The runners may not yet be out of the starting blocks, but the first endorsement has been handed down in the Conservative leadership race.
David James, the City trouble-shooter who helped author the Tory manifesto by providing the £35bn blueprint for Whitehall savings to fund tax cuts, today told the BBC's World at One that if the party has a better candidate than David Davis, "they must be very rich in resources indeed".
Describing the shadow home secretary as a "hugely impressive and very forceful presence", Mr James modestly added: "The future leadership of the Conservative party is not in my hands." However, his backing has certainly fired the starting pistol.
Meanwhile, in today's Times, a newly re-elected ally of Mr Davis, Andrew Mitchell MP, tells the paper the young thirtysomething pretenders, George Osborne and David Cameron, should put a sock in it.
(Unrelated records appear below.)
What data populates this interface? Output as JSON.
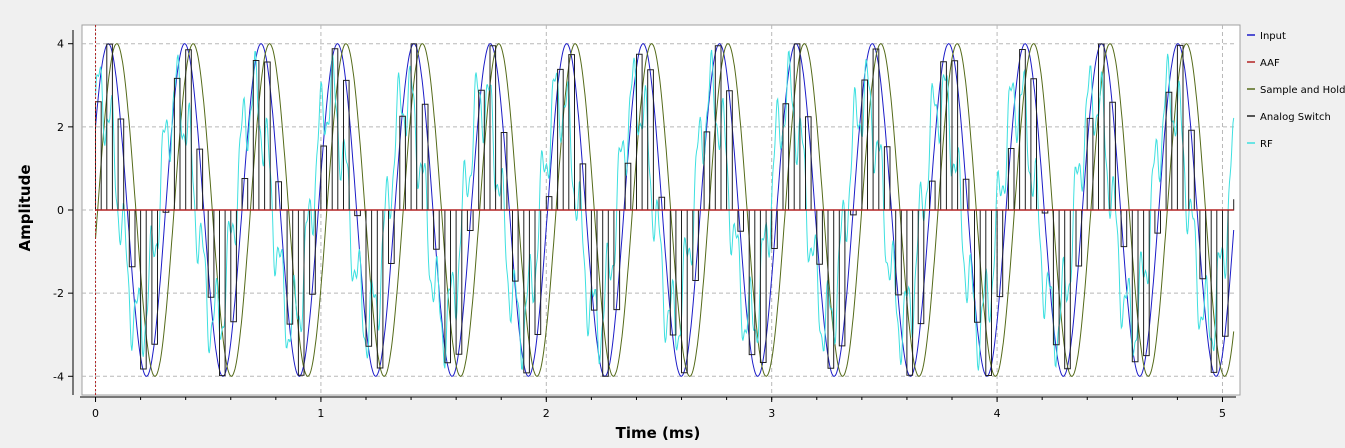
{
  "chart_data": {
    "type": "line",
    "xlabel": "Time (ms)",
    "ylabel": "Amplitude",
    "xlim": [
      -0.06,
      5.06
    ],
    "ylim": [
      -4.45,
      4.45
    ],
    "x_ticks": [
      0,
      1,
      2,
      3,
      4,
      5
    ],
    "y_ticks": [
      -4,
      -2,
      0,
      2,
      4
    ],
    "grid": true,
    "legend_position": "right",
    "series": [
      {
        "name": "Input",
        "color": "#1c1cc8",
        "kind": "sine",
        "amplitude": 4,
        "frequency_khz": 2.95,
        "phase_deg": 30
      },
      {
        "name": "AAF",
        "color": "#b22222",
        "kind": "constant",
        "value": 0
      },
      {
        "name": "Sample and Hold",
        "color": "#556b1a",
        "kind": "sampled",
        "amplitude": 4,
        "frequency_khz": 2.95,
        "phase_deg": -10
      },
      {
        "name": "Analog Switch",
        "color": "#202020",
        "kind": "switched",
        "amplitude": 4,
        "sample_period_ms": 0.05
      },
      {
        "name": "RF",
        "color": "#3ee0e0",
        "kind": "noisy-sine",
        "amplitude": 3.8,
        "frequency_khz": 2.95
      }
    ]
  }
}
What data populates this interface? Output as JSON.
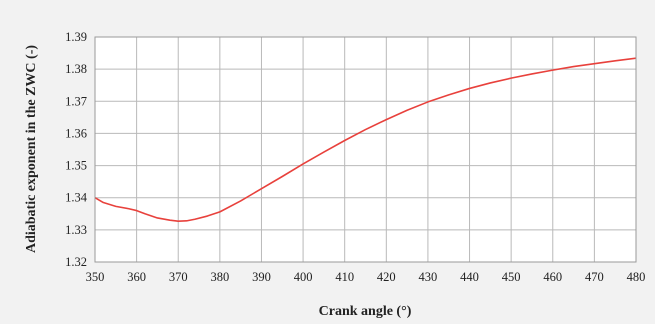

Or rather, he uses an analogy from his days as a wine trader: "Someone recently gave me a bottle of Chateau Latour 2000. I think it would be wiser for me to leave it in the bottle for quite a few years yet before I open it, and I would give the same advice to some of the younger leadership contenders."
Finally, for those keeping track, we now have both a non-partisan Conservative leadership blog tracking events in the contest which hasn't started yet, and the first proper "candidate blog" - for Mr Davis - although he presumably has nothing to do with it.